This seventeenth-century chalet in the Swiss Alps has been imaginatively modernised by architect Jonathan Tuckey, who has imbued it with comfort and character
The Halbhaus is a distinctive presence in the old quarter carving out a double-height space to one side of the house, creating an open of Andermatt. At some point in the Sixties, a fire damaged the Siamese twin that stood next door and it was demolished leaving a half house, or a halbhaus, with its curious, angular roofline. Dating back to the seventeenth century and coated in larch shingles, it is a house of great charm, individuality and character and was just the sort of thing to catch the eye of architectural designer Jonathan Tuckey, who has been commuting between London and the Swiss village for the last six years.
'We found this house through word of mouth,' says Jonathan. 'Our former landlady, who also runs the local newsagents, knew that the house was coming up for sale. It is a very small community and there are still a lot of interesting buildings awaiting transformation, because the village didn't have a boom in tourism in the Eighties and Nineties like other parts of the Alps.'
THE JUNCTIONS BETWEEN OLD AND NEW ARE KEPT VISIBLE; THIS IS A HOME THAT COMBINES TWENTY-FIRST-CENTURY COMFORTS WITH SEVENTEENTH-CENTURY CHARACTER
Jonathan, along with his wife Annabel, a psychologist, and their two daughters, first came here on a skiing holiday back in 2008. A chance meeting eventually led to a commission to radically rebuild a holiday home on the outskirts of Andermatt, followed by a number of other commissions for performance spaces and residences. Jonathan established a small office in the village - a satellite of his practice's London base - and then the whole family moved to Switzerland for two years.
'The children, Tasmina and Thea, went to the village school and they enjoyed it enormously,' Jonathan says. 'It was a significant cultural shock, not least because they didn't speak German and this is a German-speaking part of Switzerland.'
The house is arranged over four levels, with a timber-frame structure sitting on a stone base, which is normally encased in snow during the winter. Ladder-like wooden stairways connect the different levels of the house but without landings and corridors, so that each living space flows directly into the next.
'It's a vernacular hybrid of stone and wood and hadn't really been modernised for 60 years,' says Jonathan. 'It had been looked after but hadn't been updated, so there was one light bulb per room, one plug socket per room and one bathroom the size of a dining table.'
The greatest challenge lay in the low ceiling heights, which were 1.9 metres high at best. Jonathan's solution was to remodel the top two floors by carving out a double-height space to one side of the house, creating an open living area holding a sitting room and kitchen with a dining table. A mezzanine level holds one of three bedrooms plus a small study. At the same time, Jonathan was able to super-insulate the house from within and add a wood-burning stove for warmth and as a focal point for the sitting room.

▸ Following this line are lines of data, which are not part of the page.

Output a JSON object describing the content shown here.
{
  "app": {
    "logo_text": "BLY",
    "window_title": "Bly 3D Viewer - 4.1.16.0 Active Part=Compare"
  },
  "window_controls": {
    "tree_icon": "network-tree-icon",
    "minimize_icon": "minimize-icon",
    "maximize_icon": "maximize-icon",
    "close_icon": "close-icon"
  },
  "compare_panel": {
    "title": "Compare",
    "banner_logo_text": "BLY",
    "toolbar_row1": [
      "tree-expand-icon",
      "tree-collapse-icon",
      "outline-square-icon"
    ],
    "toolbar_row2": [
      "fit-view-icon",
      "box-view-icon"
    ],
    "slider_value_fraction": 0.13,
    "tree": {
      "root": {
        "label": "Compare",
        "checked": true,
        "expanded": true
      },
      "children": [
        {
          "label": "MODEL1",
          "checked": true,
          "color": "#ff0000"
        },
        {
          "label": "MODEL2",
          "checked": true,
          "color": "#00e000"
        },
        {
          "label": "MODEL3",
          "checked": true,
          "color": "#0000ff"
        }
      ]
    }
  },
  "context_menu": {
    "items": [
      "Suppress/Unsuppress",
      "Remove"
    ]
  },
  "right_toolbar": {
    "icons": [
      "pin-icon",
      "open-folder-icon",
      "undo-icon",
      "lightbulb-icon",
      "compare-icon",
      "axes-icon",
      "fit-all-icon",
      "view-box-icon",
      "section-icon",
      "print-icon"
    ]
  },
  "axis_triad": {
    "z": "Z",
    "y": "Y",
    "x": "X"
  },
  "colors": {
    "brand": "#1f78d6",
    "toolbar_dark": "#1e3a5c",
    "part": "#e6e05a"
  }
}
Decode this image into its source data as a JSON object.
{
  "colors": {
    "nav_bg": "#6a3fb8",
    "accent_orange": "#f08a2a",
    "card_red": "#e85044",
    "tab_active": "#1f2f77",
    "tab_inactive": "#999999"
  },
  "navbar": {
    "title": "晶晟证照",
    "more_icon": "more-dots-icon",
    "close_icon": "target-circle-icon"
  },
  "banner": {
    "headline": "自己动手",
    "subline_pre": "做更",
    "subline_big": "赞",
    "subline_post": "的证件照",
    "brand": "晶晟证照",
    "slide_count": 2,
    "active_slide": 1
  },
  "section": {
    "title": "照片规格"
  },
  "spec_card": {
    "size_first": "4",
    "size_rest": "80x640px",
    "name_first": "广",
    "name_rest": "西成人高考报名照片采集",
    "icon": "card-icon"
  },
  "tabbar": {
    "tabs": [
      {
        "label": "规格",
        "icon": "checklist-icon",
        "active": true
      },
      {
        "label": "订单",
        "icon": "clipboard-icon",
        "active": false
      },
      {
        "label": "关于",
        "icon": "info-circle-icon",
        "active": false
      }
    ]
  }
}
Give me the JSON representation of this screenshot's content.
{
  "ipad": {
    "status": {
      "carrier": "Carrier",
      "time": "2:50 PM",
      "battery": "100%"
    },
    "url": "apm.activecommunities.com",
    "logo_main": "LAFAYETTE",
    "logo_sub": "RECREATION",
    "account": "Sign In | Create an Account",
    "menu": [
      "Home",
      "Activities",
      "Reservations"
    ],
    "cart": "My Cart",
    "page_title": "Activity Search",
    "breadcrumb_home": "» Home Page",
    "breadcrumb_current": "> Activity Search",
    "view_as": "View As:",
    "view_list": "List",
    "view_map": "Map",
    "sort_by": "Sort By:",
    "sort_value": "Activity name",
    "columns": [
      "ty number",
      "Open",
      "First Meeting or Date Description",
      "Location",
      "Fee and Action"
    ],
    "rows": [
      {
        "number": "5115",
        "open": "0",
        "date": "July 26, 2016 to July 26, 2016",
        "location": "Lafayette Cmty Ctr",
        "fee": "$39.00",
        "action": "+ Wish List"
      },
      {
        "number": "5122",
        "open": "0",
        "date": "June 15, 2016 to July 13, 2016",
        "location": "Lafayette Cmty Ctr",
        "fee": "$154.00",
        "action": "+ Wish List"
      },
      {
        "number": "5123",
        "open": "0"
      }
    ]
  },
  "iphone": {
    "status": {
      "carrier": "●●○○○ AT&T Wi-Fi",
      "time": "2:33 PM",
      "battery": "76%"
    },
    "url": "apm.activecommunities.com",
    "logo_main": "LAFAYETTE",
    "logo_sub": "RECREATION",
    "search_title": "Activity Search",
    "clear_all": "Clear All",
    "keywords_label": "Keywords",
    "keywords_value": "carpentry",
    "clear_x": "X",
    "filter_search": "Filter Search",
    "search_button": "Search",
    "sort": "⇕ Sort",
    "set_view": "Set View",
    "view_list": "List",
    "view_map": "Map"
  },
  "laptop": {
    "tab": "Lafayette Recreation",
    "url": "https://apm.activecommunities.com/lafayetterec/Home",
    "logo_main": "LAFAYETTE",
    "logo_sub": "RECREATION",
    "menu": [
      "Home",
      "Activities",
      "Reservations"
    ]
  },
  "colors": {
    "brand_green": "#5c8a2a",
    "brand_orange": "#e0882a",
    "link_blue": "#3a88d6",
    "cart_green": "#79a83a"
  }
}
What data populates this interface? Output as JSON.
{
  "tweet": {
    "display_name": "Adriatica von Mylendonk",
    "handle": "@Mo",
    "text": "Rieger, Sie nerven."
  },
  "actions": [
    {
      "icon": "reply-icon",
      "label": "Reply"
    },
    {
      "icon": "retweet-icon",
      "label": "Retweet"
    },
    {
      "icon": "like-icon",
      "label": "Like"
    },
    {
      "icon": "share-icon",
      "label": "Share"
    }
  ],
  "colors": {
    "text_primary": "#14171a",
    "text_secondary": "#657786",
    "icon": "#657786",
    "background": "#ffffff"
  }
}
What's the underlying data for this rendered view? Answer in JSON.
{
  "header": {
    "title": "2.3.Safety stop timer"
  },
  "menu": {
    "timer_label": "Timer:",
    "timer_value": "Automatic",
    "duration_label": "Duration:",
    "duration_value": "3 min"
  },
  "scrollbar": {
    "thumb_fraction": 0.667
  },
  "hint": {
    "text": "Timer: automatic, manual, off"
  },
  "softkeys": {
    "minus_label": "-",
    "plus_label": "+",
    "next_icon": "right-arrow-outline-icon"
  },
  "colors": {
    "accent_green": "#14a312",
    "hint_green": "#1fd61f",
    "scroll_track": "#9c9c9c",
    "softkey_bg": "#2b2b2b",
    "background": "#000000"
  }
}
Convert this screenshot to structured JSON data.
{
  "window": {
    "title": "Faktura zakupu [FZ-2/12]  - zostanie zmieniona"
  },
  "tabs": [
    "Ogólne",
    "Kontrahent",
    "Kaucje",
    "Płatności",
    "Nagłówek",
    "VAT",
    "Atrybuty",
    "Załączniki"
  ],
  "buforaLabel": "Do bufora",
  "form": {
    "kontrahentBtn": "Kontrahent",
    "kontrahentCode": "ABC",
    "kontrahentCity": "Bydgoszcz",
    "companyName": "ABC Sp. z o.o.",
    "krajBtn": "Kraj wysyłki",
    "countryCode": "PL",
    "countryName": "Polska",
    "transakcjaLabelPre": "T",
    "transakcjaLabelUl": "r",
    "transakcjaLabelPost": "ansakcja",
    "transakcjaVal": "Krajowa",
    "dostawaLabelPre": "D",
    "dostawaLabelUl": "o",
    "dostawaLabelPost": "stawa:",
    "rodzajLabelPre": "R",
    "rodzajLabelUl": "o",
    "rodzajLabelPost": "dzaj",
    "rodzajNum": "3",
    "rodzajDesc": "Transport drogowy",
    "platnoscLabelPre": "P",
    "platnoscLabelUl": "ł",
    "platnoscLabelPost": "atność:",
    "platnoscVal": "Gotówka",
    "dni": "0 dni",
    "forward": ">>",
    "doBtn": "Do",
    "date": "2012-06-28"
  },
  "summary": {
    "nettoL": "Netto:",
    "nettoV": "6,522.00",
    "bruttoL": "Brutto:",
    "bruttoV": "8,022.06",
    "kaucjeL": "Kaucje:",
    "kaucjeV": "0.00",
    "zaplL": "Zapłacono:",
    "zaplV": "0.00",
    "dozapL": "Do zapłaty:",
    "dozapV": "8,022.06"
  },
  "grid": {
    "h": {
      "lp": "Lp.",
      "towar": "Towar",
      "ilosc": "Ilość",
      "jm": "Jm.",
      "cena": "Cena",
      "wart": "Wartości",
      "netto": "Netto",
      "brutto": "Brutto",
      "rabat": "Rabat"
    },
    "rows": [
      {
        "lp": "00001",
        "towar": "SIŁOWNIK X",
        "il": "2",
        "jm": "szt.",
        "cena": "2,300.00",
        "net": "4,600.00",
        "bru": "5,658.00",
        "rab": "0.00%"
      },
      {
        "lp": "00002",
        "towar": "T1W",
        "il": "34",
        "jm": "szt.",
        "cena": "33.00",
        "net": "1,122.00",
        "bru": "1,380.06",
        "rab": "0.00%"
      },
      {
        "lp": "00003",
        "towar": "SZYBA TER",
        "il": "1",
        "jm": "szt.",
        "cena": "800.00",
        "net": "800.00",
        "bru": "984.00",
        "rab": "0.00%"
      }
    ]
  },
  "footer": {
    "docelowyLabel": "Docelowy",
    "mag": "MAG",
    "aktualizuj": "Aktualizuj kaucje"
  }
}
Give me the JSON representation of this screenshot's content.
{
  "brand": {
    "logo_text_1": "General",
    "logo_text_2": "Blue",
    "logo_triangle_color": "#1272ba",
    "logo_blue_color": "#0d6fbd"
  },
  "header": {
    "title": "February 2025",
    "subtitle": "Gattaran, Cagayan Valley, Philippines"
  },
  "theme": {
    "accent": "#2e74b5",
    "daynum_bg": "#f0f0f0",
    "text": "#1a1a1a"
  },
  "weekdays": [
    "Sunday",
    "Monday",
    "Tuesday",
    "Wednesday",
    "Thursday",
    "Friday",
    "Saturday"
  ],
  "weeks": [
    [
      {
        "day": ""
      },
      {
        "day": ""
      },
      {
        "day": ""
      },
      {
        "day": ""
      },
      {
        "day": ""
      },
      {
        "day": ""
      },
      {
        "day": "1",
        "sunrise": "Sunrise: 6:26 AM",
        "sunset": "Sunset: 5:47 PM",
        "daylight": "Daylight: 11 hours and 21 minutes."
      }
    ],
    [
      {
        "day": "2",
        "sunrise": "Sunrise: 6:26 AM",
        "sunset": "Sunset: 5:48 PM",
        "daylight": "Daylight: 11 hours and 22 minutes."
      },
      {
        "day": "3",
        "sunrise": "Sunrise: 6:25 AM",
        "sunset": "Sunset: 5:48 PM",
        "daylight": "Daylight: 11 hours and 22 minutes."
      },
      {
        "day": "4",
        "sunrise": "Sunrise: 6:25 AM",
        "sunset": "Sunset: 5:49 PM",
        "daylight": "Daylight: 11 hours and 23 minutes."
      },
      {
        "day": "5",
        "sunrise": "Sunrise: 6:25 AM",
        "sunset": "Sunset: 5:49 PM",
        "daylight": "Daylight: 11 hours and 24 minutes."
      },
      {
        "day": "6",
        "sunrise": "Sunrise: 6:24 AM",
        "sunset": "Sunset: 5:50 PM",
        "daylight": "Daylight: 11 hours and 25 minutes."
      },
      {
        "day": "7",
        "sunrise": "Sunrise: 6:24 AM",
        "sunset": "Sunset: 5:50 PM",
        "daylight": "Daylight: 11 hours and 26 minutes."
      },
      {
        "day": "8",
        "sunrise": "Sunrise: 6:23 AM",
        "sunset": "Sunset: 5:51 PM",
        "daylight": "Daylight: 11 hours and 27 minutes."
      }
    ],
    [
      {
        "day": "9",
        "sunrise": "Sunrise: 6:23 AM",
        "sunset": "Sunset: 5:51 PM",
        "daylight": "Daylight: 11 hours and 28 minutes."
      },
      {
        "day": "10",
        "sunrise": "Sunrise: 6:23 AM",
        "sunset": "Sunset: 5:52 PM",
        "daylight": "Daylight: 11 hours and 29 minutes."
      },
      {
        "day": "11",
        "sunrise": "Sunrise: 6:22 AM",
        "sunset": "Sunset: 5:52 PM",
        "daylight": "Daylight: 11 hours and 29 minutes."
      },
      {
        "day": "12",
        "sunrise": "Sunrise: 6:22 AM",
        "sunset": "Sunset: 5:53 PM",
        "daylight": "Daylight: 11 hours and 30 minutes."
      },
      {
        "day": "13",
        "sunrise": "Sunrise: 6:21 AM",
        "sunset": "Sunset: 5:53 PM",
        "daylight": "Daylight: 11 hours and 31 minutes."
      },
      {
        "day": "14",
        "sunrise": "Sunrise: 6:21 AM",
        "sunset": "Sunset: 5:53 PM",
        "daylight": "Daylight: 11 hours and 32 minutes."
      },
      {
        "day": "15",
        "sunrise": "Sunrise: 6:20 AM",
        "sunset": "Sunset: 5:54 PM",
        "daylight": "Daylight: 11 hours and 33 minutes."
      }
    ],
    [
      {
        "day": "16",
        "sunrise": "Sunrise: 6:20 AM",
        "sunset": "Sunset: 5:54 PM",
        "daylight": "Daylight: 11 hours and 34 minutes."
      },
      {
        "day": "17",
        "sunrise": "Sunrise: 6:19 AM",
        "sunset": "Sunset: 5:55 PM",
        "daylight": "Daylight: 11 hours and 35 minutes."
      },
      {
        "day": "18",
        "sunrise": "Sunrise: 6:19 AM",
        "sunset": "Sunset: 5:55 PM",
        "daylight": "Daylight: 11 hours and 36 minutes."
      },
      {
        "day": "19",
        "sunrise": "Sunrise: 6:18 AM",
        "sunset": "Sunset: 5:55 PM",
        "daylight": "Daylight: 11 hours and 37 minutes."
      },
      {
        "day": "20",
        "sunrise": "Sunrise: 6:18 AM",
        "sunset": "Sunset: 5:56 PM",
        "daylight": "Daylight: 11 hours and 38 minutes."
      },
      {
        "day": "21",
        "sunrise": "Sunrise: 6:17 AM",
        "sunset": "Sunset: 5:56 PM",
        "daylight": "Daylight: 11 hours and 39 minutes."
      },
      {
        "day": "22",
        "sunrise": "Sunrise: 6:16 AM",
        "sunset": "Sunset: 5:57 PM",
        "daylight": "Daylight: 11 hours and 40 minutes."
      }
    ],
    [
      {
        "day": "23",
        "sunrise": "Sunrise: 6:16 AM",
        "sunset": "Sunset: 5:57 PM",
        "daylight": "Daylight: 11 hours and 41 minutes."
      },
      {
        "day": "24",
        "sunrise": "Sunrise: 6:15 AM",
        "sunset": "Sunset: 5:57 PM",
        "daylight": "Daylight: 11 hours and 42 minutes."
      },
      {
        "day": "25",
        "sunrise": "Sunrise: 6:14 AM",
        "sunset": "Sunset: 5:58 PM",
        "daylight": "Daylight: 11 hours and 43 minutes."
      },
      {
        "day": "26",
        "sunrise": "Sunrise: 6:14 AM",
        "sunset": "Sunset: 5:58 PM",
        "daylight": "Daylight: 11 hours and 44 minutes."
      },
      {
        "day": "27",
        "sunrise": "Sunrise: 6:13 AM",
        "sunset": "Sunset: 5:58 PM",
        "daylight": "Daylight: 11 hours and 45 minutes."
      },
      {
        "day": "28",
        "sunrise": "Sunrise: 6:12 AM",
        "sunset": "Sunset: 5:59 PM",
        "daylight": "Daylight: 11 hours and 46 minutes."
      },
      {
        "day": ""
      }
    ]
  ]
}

'We put this super-insulated hat on top of the house so we could retain all the heat,' says Jonathan. 'Everything within that hat is new and then we designed other things to complement the spirit of the original house.' That includes the bespoke kitchen and fitted seating around the wood-burning stove. The original flooring was preserved and restored throughout and the services modernised to create a home that combines twenty-first- century comforts with seventeenth-century character. The junctions between old and new are kept purposefully visible, as in the kitchen and dining area, where the original timber wall panelling stops at head height and a pristine layer of painted plaster begins.
Jonathan and his family were offered the pick of the previous owner's furniture, which had been stored up in the old attic. They were able to find a dining table and chairs, blanket boxes and other Swiss pieces rich in patina, which add another layer of interest.
'The approach we took to the furniture was rather like our approach to the house as a whole,' says Jonathan. 'We really liked a lot of the things that were in the house already and decided to hang on to them. But then there were other elements that we designed specially, such as the beds which are now really close to the ground and more informal.'
The house is now used by the family as a second home both in winter and summer, and rented out for part of the year. It also serves as a regular base for Jonathan during his working visits to Andermatt, as he has a number of new projects in the region underway. 'It's a place that is waiting for things to happen,' he says. 'The skiing, walking and hiking are as good as anywhere in the Alps, but you are not surrounded by thousands of other people. It's still pretty quiet and that's the great attraction'.